Someone should sell sponsorship for programs like this to paper shredder makers.

http://www.nypost.com/news/worldnews/19813.htm

[B]U.N. OIL PAPERS VANISH[B]

By NILES LATHEM

April 29, 2004 -- WASHINGTON - The vast majority of the United Nations' oil-for-food contracts in Iraq have mysteriously vanished, crippling investigators trying to uncover fraud in the program, a government report charged yesterday.
The General Accounting Office report, presented at a congressional hearing into the scandal-plagued program, determined that 80 percent of U.N. records had not been turned over.

The world body claims it transferred all information it had - including 3,059 contracts worth about $6.2 billion for delivery of food and other civilian goods to the post-Saddam governing body, the Coalition Provisional Authority.

But the GAO report also found that a database the U.N. transferred to the authority was "unreliable because it contained mathematical and currency errors in calculation of contract costs," the report found.
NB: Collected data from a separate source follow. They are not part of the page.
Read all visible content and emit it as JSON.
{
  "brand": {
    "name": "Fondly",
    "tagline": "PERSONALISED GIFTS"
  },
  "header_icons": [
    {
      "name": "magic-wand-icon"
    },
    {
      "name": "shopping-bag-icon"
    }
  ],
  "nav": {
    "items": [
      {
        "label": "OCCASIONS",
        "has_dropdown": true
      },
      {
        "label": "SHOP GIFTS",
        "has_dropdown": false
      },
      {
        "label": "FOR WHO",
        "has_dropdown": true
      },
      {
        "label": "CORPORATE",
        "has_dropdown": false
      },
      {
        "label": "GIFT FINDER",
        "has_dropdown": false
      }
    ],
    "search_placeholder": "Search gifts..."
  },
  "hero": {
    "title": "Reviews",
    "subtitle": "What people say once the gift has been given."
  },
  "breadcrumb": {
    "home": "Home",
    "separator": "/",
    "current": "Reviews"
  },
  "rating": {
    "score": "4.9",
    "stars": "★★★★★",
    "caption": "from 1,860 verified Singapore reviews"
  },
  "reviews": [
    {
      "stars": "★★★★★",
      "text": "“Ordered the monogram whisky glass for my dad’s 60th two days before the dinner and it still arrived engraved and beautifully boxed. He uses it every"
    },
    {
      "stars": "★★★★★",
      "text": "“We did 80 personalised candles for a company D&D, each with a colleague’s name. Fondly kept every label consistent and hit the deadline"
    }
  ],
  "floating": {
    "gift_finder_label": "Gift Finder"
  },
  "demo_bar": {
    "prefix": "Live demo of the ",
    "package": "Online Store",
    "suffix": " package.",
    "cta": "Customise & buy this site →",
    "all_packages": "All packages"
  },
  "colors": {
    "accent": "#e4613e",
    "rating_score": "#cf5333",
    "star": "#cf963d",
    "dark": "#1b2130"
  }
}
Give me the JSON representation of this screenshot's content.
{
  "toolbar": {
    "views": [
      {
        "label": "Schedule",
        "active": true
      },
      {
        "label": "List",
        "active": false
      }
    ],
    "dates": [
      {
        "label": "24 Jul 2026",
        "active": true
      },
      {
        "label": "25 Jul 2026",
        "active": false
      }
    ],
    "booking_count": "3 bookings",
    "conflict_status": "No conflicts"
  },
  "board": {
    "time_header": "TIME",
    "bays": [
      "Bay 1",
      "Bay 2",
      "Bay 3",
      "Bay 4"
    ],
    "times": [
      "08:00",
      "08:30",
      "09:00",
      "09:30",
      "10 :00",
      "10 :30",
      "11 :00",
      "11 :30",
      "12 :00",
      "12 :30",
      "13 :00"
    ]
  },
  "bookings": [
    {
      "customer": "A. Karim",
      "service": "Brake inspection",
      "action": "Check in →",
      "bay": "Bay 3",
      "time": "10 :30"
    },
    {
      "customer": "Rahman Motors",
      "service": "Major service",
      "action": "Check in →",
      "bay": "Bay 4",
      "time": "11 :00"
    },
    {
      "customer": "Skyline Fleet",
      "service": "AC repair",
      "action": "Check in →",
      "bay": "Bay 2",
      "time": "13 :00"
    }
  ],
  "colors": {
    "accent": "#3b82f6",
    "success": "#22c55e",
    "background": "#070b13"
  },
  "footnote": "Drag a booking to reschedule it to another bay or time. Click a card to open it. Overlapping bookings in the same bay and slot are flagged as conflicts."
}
The GAO findings, which were aired at a hearing of the House International Relations Committee, raise new questions about corruption and mismanagement in the biggest-ever U.N. aid program - and what has been called the biggest financial scandal in history. An earlier GAO report said Saddam ripped off over $10 billion.

Committee Chairman Henry Hyde said the report raised serious concerns - and could have "a potential impact on the reputation and credibility of the United Nations."

"If these charges prove true, some of the obvious victims are those Iraqis who failed to receive needed assistance," Hyde (R-Ill.) said.

"But the damage extends further. The massive windfall resulting from this organized theft allowed Saddam to maintain his grip on the country, line his pockets and make companies and countries dance to his tune, with consequences we are still trying to contain."

Investigators are interested in Benon Sevan, the U.N. official who managed the program. Sevan denied wrongdoing after his name appeared on an Iraqi newspaper's list of several officials, businessmen and others who profited from the program.

The oil-for-food program, which the U.N. ran from 1997 until the war, allowed Iraq to sell oil in order to buy food and other civilian goods - thereby easing the sanctions imposed after the 1991 Gulf War.

A former oil-for-food program coordinator testified at yesterday's hearing that in the early stages his U.N. superiors were openly hostile to U.S. efforts to contain Saddam.

"For reasons I have yet to fully understand, several U.N. leaders approached the implementation of the oil-for-food program with more distrust towards the United Kingdom and United States than towards the regime of Saddam Hussein," Michael Soussan said.

U.N. Secretary-General Kofi Annan fired back.

"If you read the reports, it looks as if the Saddam regime had nothing to do with it. They did nothing wrong - it was all the U.N.," Annan said.